By Christi Mays
Thanks to the help of three engineering students volunteering their skills and free time this last semester, a fun, new interactive phone will help bring the stories of Elli Moore Townsend to life at the Musick Alumni Center and Museum at the Parker House.
In a collaboration between the museum and the engineering department, the future engineers took an antique pay phone and stripped its inner workings. They added the components needed to play recorded stories through the receiver, and a text display for anyone with hearing impairments. Whenever someone walks by the phone, a motion detector activates it to ring to capture attention.
Participants can choose one of 10 stories from the days Elli ran the Cottage Home for girls. One such story narrates how the girls who lived in the Cottage Home would often save their stamp money by not writing their weekly letter home. They gave the pennies they saved to the Cottage Home so other girls could come too.
“There are constant stories of God’s provision at the exact time when Elli needed it,” said Beth Norvell, associate director of Museum and Alumni Engagement.
Many of Elli’s stories have lived untold in the museum archives for more than a century. Most of the voices sharing the stories on the phone are of students or alumni who received the Townsend Memorial Scholarship, which makes the project even more special.

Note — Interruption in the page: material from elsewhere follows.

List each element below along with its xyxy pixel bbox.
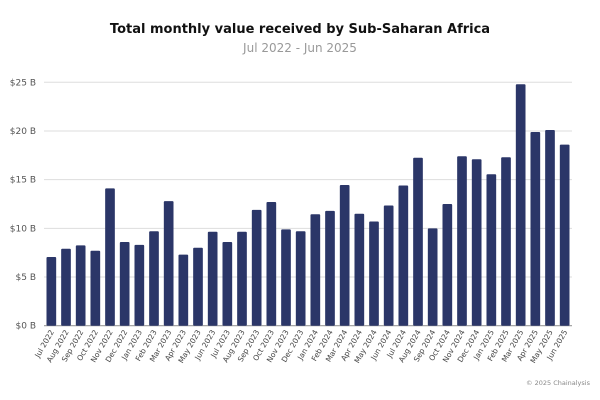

The phone will be part of the new Elli Moore Townsend exhibit that will be ready for visitors in April. Once renovated, the room will resemble one of the original cottages where the girls lived, featuring shiplap wood paneling and a map with an overlay to show where the small dwellings were probably located on campus.
For more than a year, Beth and Dr. Matt Kuester, assistant professor of engineering, have been brainstorming to find the perfect project that his students could work on with the museum. For several days each week throughout the semester, junior David Darrah, freshman Ali Mohamed Jassani and Caden Kuhn, a dual-credit high school junior from Salado, worked on programming and assembling the phone.
“I really appreciate the fact that students created this,” said Beth. “It’s really important to have elements in the museum that we’ve partnered with other departments on.”